出産手当金はいつ、どのように申請すれば受け取ることができるのでしょうか? 詳しくご説明しましょう。

産休が終わってから会社を通じて申請します

出産手当金は会社を通じての申請となります。産休に入る前に「出産手当金支給申請書」を会社から受け取り、産休後(実際に出産してから57日目以降)に会社に提出すれば、会社が加入している健康保険組合に申請してくれます。「出産手当金支給申請書」は出産した産院に記載してもらうため、入院時に窓口に提出することが多いです。

出産手当金はいつもらえるの?

出産手当金は産休時のサポートとなるお金ですが、実際に支給されるのは産休期間中ではないので要注意です! 実際に出産した日によって出産手当金の金額が変動するため、上でもお伝えしたように、産休後に申請をし、出産手当金を受け取るのはさらに後となります。

産休明けの1~2ヶ月後に支給されます

具体的には、多くの場合、出産手当金は産休明けの1~2ヶ月後に指定口座に振り込まれます。ただし、産前と産後別々に出産手当金を申請することも可能なので、分けて支給して欲しい場合は会社に相談してみましょう。ただし、前例がない場合や、産休の手続きに慣れていない会社だと申請に時間がかかり、その分、出産手当金の支給が遅れる可能性があります。気になるママは、産休に入る前に勤務先に出産手当金はいつごろ支給されるのかを確認しておくといいでしょう。

出産手当金は申請しないともらえない

出産手当金は申請しないともらえない
出産後はママ自身の身体の回復や、慣れない赤ちゃんのお世話に心身ともに余裕がないと思います。ただし、出産手当金は申請をしないと受け取ることができません。産休明けから育休を取得する方は、出産手当金の申請書類を会社に郵送し、申請してもらうことが多いでしょう。必要書類はしっかりと揃えて、産休終了後に忘れずに会社に提出しましょう。

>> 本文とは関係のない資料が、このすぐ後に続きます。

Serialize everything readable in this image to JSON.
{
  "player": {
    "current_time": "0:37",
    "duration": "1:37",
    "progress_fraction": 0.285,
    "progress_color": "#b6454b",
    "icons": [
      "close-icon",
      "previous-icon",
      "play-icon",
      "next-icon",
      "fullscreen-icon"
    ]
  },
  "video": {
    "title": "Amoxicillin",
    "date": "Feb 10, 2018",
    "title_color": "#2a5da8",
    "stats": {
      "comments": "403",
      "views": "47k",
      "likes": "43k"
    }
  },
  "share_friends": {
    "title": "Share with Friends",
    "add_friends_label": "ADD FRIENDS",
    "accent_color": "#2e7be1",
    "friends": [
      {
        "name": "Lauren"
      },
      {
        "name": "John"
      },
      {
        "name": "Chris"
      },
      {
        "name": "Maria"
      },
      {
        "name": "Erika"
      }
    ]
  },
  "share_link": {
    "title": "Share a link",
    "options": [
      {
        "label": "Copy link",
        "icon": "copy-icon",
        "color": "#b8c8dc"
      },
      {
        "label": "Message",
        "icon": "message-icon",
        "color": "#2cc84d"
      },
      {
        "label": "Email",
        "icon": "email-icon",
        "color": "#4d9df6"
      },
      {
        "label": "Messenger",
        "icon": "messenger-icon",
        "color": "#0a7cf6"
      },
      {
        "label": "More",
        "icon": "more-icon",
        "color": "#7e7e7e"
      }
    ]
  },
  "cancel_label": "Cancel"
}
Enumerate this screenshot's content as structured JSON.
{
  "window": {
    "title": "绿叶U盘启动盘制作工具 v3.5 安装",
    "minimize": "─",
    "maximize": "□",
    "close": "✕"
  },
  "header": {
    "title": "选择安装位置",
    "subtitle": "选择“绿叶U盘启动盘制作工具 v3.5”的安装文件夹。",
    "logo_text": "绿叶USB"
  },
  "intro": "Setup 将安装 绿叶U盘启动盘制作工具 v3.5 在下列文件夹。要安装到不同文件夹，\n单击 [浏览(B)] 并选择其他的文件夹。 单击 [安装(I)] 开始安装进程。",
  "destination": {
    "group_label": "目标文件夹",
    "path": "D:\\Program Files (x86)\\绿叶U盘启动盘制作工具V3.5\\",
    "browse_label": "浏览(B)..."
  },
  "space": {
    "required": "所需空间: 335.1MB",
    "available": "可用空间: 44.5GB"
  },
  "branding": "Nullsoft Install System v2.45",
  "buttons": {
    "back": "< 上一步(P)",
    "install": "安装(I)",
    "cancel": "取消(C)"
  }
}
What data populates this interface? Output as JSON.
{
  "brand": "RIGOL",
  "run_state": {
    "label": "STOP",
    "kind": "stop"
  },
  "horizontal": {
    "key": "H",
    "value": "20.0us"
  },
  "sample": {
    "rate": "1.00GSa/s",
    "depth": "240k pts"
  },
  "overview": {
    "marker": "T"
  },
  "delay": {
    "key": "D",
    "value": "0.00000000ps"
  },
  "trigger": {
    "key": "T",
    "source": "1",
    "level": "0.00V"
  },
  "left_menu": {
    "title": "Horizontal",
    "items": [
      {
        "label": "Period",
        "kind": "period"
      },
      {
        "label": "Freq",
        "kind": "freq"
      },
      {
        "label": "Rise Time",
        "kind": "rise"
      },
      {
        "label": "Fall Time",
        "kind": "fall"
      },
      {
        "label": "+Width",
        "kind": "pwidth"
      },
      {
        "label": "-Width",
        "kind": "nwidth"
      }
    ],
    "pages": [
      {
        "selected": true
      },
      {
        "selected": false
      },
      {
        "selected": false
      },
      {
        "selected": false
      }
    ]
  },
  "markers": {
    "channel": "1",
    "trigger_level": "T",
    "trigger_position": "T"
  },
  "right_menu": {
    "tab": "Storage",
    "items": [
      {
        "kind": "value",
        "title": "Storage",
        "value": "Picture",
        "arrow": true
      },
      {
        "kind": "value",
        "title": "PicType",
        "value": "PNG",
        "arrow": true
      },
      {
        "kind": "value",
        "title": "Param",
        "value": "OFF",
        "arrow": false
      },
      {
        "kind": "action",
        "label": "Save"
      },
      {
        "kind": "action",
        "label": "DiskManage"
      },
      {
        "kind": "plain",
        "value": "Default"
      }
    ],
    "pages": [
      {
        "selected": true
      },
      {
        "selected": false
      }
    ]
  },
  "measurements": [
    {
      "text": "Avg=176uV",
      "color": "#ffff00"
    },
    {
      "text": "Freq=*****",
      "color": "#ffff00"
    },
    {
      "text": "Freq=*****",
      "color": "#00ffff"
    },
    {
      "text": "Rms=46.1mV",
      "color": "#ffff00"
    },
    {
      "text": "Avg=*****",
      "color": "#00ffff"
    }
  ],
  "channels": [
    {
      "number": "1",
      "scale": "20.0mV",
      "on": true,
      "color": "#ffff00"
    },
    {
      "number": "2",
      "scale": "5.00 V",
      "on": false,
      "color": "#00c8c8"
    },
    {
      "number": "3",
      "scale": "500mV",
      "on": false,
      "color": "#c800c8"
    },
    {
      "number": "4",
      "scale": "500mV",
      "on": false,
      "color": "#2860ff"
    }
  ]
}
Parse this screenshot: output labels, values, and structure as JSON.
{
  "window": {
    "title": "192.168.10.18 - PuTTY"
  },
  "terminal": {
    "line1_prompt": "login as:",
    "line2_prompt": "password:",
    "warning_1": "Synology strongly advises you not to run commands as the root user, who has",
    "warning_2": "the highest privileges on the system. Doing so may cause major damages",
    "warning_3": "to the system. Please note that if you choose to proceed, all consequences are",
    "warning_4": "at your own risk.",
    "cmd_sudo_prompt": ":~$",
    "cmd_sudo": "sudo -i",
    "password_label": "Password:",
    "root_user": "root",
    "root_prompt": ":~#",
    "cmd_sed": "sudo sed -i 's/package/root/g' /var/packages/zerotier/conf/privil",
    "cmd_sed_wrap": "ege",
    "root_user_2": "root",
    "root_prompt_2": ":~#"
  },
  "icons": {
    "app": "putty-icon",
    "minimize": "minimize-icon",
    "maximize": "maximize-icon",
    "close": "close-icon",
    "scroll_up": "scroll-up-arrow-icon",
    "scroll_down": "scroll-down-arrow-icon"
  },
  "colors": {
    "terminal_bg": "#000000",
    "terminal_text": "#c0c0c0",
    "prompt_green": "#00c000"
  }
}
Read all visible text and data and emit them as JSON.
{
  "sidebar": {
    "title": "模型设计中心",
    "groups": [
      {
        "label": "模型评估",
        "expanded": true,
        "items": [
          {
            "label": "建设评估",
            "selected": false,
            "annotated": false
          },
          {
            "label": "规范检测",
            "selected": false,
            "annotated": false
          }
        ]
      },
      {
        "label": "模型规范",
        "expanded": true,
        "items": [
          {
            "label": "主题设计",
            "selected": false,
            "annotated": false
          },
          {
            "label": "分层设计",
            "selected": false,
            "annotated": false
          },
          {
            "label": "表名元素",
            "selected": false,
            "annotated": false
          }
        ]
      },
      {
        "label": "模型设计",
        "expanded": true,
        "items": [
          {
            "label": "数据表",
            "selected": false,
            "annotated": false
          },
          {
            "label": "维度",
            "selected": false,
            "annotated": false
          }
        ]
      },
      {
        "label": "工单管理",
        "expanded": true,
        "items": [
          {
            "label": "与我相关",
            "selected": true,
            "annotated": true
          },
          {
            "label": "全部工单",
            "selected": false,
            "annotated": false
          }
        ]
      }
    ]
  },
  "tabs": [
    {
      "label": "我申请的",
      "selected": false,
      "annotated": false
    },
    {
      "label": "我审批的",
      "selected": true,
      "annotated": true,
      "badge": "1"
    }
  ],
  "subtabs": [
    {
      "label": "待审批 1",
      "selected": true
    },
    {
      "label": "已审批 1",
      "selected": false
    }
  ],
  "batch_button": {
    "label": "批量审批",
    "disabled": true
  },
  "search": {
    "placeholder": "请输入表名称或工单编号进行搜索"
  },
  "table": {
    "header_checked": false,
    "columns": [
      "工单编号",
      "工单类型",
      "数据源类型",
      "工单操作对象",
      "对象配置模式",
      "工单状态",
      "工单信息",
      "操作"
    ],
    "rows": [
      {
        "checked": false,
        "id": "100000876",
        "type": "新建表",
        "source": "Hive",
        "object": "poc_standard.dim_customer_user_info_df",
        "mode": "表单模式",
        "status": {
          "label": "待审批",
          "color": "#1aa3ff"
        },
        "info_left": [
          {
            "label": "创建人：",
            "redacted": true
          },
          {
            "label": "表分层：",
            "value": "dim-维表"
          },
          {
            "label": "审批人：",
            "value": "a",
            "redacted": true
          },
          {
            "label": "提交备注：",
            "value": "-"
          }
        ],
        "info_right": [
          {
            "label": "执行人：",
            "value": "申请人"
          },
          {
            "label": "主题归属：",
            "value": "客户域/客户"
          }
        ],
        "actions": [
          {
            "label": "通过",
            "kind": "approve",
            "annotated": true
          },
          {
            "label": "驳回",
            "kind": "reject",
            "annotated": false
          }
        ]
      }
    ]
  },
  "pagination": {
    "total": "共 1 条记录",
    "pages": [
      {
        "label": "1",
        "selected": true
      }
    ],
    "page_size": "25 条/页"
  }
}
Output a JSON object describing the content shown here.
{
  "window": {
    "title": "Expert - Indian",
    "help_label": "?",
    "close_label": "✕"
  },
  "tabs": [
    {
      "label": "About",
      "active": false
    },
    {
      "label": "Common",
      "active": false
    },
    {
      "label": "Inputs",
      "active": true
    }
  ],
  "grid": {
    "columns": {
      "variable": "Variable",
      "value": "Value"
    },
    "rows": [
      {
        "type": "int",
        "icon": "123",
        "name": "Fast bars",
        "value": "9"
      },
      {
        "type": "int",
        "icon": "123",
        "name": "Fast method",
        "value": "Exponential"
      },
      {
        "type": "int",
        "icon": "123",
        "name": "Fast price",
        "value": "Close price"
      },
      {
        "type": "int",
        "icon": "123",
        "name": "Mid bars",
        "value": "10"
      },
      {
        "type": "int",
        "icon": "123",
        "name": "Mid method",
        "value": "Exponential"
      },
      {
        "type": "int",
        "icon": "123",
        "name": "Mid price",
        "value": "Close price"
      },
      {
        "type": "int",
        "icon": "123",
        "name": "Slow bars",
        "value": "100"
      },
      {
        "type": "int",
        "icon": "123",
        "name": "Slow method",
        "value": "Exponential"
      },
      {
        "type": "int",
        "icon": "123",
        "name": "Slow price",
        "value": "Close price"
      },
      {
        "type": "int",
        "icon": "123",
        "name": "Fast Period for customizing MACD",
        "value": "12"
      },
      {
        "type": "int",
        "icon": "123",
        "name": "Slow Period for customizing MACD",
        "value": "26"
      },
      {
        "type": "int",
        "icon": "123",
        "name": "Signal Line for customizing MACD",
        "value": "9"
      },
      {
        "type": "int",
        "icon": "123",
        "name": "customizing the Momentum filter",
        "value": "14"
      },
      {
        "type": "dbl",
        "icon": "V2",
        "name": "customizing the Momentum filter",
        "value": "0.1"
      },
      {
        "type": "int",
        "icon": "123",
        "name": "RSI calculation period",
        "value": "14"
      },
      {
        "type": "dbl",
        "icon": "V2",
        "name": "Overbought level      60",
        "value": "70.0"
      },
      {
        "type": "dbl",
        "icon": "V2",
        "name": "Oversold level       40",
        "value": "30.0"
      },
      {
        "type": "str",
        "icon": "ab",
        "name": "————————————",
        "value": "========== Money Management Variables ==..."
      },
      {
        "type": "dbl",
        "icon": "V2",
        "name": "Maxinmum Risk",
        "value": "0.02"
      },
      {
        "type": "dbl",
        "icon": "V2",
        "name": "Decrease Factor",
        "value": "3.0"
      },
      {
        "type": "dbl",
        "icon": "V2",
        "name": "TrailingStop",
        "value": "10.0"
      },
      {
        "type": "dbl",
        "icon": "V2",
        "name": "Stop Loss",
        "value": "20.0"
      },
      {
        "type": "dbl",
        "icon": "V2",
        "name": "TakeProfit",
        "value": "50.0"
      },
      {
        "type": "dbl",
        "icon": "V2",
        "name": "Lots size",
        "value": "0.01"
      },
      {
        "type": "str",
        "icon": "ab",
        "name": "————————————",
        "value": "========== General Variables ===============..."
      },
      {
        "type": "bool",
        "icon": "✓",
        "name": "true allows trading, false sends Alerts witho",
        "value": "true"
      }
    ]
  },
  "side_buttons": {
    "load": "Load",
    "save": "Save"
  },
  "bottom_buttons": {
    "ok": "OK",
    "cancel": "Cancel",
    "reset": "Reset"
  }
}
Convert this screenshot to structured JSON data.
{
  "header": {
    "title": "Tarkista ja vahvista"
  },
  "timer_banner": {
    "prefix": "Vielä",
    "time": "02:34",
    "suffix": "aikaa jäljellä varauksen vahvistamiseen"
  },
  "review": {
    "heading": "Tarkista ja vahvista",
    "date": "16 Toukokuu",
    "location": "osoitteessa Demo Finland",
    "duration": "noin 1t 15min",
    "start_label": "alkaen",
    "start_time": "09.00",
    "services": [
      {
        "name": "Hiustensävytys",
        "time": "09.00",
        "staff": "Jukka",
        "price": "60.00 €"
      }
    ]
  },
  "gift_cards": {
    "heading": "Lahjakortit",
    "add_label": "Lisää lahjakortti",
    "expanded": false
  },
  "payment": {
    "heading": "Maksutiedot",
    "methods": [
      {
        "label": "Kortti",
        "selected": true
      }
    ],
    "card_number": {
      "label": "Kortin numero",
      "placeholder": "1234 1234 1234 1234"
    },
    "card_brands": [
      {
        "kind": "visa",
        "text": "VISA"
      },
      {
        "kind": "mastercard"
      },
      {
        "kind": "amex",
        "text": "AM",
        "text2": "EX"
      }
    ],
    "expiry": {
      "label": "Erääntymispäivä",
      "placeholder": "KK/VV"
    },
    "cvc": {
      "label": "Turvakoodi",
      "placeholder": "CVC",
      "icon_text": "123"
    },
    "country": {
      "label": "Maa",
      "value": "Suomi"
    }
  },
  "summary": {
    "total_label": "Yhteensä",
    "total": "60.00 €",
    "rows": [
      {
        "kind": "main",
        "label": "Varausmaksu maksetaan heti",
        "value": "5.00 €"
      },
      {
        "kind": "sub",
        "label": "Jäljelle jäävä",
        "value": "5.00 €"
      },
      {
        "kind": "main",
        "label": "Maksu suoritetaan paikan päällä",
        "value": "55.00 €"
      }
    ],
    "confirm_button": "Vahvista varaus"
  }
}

育児休暇って何? 育休中に免除が控除される税金があるって本当?

まとめ:出産手当金は産休後に支給されるので、産休中にあてにしないこと!

出産手当金は産休後に支給されるので、産休中にあてにしないこと!
産休で働くことができない期間分の心強いサポートとなるのが出産手当金です。産休期間の計算方法と、支給される出産手当金の金額や時期はなんとなく分かりましたか? 出産手当金が支給されるとはいえ、支給時期はかなり後になります。そのため、産休期間から出産手当金が支給されるまでは、ママの収入は全くない状態となります。

くれぐれも出産手当金をあてにして、産休中の家計を計画しないようにしてください。赤ちゃんが生まれると、オムツやミルク代、ベビー用品などの子育て費用が予想以上にかかります。出産前から計画的に生活費を用意しておくことをお勧めします。